Pesar Junino

É mais um mês em um ano pelo avesso, é mais um mês confinada nessa quarentena que parece não ter fim. Era para ser o nosso mês, o nosso São João, o Carnaval dos nordestinos.

Bem, cada um esta se virando como pode nesse período, eu numa dessas tardes de junho comecei a ler as Antologias de Crônicas do Herberto de Sales e me deparei com Escombros de Junho do Heitor Cony, que lá nos anos de 1960 já dizia assim: “mas deixemos o Natal, que longe está, e enfrentemos com mão crispada este junho, sem balões e sem fogueiras este junho de apartamento e compromisso (...) não há ventania por ora e tudo parece sólido”.

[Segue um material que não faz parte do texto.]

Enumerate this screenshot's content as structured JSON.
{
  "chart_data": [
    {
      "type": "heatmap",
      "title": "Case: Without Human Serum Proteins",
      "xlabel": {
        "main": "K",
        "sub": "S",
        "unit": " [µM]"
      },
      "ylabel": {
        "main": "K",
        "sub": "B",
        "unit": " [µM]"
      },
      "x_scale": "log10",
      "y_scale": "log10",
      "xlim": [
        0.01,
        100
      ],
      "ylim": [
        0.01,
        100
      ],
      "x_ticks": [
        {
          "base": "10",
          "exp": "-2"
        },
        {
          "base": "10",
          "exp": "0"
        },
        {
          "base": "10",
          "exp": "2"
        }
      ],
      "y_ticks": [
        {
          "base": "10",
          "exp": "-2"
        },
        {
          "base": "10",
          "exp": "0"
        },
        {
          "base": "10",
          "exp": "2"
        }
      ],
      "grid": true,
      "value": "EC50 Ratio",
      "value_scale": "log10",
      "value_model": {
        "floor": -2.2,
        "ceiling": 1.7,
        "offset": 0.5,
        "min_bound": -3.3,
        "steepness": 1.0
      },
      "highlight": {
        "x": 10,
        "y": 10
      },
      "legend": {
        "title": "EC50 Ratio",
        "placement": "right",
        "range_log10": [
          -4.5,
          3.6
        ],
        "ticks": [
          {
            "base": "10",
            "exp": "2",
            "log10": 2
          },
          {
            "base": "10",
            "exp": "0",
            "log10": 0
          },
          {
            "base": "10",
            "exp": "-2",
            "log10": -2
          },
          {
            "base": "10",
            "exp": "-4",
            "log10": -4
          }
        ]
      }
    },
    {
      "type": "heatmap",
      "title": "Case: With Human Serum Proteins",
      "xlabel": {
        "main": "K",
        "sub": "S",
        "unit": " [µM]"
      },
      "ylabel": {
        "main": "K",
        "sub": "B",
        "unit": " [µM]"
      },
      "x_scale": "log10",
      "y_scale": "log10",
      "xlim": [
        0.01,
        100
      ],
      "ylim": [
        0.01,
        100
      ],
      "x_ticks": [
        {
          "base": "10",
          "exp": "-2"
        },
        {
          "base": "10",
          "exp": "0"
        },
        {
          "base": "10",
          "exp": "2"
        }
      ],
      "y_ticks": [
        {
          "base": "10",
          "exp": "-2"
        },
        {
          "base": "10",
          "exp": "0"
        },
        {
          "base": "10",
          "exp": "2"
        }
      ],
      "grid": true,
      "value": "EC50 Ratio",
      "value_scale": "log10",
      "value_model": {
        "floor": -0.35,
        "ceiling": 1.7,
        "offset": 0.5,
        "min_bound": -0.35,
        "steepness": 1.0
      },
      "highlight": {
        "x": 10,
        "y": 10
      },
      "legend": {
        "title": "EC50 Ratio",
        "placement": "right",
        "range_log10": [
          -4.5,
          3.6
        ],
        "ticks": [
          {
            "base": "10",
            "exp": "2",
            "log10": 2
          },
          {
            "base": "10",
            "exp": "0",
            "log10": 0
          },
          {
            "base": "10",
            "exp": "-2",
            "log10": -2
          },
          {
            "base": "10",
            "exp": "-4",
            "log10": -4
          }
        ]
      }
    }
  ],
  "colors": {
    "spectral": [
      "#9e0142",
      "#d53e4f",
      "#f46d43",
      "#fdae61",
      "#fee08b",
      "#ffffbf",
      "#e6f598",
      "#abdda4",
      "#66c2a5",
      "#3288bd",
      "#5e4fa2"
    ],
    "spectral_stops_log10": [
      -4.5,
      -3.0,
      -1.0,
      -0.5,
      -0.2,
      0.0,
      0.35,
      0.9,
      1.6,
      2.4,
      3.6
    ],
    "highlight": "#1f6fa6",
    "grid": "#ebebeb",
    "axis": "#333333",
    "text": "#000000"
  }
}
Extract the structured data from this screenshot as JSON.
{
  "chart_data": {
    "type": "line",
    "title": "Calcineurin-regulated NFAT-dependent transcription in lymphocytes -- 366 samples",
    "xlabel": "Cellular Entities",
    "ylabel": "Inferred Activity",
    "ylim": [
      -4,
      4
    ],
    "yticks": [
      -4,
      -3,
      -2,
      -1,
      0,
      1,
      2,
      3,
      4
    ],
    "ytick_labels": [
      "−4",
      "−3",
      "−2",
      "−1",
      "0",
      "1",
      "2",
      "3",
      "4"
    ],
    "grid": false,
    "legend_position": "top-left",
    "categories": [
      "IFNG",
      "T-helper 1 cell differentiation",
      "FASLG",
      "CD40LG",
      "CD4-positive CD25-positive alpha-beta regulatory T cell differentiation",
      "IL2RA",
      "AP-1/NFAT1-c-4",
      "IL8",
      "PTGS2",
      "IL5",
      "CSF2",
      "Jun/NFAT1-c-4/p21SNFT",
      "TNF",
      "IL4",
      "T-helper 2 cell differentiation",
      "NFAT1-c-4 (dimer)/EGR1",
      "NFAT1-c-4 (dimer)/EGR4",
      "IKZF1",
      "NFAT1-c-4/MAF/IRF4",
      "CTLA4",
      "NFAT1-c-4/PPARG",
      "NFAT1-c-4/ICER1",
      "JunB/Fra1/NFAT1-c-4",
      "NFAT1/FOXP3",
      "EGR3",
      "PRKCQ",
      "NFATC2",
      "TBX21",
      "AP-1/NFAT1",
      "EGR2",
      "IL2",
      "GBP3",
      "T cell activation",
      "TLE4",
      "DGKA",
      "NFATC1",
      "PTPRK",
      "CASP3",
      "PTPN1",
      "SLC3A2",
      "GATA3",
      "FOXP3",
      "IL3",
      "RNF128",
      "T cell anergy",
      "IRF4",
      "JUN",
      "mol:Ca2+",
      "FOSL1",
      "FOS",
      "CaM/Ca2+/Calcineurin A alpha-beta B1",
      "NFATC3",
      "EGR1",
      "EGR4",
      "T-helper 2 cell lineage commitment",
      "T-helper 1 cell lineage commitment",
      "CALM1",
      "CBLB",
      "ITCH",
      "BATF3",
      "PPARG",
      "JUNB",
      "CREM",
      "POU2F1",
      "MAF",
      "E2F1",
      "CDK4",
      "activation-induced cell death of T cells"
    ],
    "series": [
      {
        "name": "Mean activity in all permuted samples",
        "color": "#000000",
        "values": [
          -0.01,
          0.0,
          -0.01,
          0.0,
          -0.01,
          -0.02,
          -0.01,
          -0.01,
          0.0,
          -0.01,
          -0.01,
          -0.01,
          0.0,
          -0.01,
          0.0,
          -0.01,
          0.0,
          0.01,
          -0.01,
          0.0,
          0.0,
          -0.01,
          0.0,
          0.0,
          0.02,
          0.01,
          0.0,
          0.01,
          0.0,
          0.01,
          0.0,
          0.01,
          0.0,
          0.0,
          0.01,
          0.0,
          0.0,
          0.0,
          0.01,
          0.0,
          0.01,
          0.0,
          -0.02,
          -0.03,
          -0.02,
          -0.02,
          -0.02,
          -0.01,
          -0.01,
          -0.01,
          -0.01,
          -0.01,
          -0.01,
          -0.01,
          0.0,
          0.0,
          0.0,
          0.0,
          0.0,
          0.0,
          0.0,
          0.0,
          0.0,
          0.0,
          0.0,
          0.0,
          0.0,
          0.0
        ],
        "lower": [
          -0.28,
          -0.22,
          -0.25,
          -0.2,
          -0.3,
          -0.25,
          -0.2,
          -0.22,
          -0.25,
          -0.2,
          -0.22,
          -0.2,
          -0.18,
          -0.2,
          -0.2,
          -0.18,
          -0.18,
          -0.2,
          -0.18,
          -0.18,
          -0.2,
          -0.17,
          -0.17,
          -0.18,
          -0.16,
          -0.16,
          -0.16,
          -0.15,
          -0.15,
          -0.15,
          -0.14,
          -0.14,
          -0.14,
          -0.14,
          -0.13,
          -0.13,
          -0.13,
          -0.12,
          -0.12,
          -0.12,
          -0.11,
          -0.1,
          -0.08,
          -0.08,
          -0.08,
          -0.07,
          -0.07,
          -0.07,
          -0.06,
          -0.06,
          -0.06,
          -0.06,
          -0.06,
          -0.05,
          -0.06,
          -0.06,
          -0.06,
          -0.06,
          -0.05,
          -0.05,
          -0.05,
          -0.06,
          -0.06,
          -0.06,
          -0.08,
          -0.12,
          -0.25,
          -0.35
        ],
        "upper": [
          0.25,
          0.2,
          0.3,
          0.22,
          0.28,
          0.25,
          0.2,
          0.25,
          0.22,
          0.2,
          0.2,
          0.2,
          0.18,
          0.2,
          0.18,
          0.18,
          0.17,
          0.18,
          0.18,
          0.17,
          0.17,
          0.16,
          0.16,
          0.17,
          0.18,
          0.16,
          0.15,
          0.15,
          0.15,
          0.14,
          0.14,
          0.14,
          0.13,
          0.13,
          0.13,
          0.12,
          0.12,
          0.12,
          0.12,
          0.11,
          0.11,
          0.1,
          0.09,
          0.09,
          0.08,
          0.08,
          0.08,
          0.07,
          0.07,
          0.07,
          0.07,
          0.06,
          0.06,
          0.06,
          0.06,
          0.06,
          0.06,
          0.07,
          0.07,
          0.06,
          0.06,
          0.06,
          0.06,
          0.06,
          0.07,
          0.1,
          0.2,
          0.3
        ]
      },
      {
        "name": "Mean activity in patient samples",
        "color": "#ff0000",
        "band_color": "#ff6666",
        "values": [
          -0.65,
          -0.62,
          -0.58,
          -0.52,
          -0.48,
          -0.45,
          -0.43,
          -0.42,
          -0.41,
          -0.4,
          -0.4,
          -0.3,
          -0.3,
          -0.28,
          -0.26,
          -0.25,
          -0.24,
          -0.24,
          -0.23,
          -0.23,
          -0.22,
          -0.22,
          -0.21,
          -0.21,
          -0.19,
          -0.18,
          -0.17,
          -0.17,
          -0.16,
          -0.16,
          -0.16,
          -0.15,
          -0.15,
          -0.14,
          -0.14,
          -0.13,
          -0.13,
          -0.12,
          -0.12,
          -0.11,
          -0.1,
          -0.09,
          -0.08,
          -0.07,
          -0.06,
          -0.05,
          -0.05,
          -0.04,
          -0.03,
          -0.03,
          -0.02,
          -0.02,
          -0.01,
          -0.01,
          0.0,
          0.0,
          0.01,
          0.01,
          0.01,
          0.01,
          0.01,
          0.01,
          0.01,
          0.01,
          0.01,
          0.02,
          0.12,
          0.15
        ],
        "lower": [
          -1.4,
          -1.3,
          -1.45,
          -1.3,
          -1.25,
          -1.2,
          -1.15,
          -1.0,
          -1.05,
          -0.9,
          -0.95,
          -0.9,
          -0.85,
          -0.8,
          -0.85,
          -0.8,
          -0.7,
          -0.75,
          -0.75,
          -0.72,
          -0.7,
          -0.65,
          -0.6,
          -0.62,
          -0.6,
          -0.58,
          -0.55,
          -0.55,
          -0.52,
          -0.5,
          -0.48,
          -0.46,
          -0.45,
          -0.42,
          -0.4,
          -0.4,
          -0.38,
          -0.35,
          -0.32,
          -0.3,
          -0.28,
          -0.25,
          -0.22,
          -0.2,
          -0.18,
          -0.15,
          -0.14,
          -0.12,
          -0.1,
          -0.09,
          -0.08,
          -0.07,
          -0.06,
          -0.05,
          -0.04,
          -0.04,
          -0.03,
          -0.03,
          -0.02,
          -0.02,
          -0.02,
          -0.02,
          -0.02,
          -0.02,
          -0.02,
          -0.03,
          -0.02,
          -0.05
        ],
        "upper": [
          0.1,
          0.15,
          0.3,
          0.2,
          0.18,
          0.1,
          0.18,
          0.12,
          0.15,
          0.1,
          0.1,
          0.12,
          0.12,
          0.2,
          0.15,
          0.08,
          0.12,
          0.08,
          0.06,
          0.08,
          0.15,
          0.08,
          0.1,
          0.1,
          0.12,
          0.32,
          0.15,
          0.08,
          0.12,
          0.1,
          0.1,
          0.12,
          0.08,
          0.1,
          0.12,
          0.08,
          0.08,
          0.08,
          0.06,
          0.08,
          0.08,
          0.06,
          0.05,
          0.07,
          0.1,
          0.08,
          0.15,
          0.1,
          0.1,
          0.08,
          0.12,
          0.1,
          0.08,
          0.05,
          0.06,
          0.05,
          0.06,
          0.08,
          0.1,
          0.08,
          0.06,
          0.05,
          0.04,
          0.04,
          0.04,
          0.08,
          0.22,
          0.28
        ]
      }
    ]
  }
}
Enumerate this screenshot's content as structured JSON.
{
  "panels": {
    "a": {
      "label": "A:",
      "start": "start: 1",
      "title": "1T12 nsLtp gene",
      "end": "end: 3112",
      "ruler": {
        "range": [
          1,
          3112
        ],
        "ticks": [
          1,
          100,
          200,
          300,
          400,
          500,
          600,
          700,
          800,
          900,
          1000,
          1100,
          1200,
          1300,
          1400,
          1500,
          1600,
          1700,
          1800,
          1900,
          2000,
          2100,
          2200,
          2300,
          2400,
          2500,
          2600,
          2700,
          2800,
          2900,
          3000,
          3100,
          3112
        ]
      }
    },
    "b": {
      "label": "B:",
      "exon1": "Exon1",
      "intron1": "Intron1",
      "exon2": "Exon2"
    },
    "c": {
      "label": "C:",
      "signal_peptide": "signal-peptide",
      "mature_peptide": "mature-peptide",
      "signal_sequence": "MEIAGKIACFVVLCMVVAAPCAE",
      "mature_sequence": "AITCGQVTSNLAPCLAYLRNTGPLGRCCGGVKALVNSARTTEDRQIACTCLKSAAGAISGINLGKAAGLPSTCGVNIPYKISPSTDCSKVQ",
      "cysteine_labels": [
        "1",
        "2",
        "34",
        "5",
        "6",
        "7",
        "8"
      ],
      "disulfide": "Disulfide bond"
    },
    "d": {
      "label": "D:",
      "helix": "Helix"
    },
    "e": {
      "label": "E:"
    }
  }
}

Não moro em apartamento, mas o aperto no peito pela falta do abraço e da alegria do São João; Ah... Isso sim dói... Ah, saudades de ouvir aqueles fogos, de sentar na calçada nas noites do dia 23 e de São Pedro, acender nossas fogueiras, sentar com os vizinhos, os parentes e os amigo, brincar com as crianças, com chuvinhas, bombinhas, rabo-de-saia, comer mugunzá e curtir ao som do forró:

“Quando olhei a terra ardendo/ Qual fogueira de São João/ Eu perguntei a Deus do céu, ai/ Por que tamanha judiação”.

A música clássica do mestre do Baião, Gonzagão, ressalta a dor do homem nordestino na seca, mas agora ressalto a nossa seca sem fogueira e referindo a outro clássico: olho pro céu e vejo como está triste, porque não há balões multicores.

O medo da nova doença na qual não há vacina, chamada covid-19, fez todos ficarmos dentro de nossas casas, usando álcool em gel e sabão para proteção principalmente dos idosos e os chamados doentes crônicos, fechou-se comércio, fechou-se escolas, acabou-se as aglomerações.

“São João na terra é fogueira/ São João no céu é balão/ Dançar quadrilha na poeira/ Isso é que é São João”.

Vixe! As quadrilhas, que já se preparavam logo após o carnaval para os concursos nos bairros e também em outras cidades, estados vizinhos promovidos por instituições. É, desta vez não puderam se preparar, agora dançamos cada um com o espelho, ou com o cabo de vassoura e nos divertimos como a nova música da Mastruz:

“Alanvantu pra tu, anarriê pra eu/ Tu no teu canto e eu dançando aqui no meu/ Vontade voa e saudade cria asa/ Vai ter São João/ Mas cada qual na sua casa”.

Eita! Se não fosse essas lives e as redes sociais para nos aproximar acho que já estaríamos pirados de pedra, inventamos os abraços virtuais e os cumprimentos de cotovelos para diminuir a ausência de estar perto, pensar que no tempo da Grande Gripe advinda após a Primeira Guerra nem tinha esses meios nos distraindo dentro de casa.

Aliás, é tanta informação que chega a desinformar. Já sai de mais de cinquenta grupos no zap porque só falam de quantos morrem ou deixa de morrer pelo Coronavírus, nem televisão assisto mais, estava ficando paranoica e pedia a cada vez que meu pai e irmão saia que tomasse banho, peguei até uma briga com esse ultimo. Soube até de uma prima que estava batendo na porta do povo e de um vizinho do meu tio que escreveu uma placa na porta que dizia: “Não recebo visitas, faça o favor de não insistir”.

É um tempo maluco no qual os filhos passam a serem pais dos seus próprios pais, mas sabemos que é por amor e respeito à vida. Tudo isso vai passar, as lembranças vão ficar, e elas já estão aqui, recordando dos festivais de Caruaru, Campina Grande, também de minha própria cidade há um ano.

Uma hora isso vai passar a pergunta que fica é quais lições vamos levar? Eu quem sabe no próximo ano cante: “Lembrei das palavras doces que um dia falei pra alguém” sentada na fogueira abraçada com este alguém. Mas por ora fico triste e mansa como meu pai, trancafiada me protegendo de um fantasma, olhando o céu negro pela janela, pedindo pra arrancar a dor no peito e ouvindo canções que são as mesmas, mesmo tudo não sendo.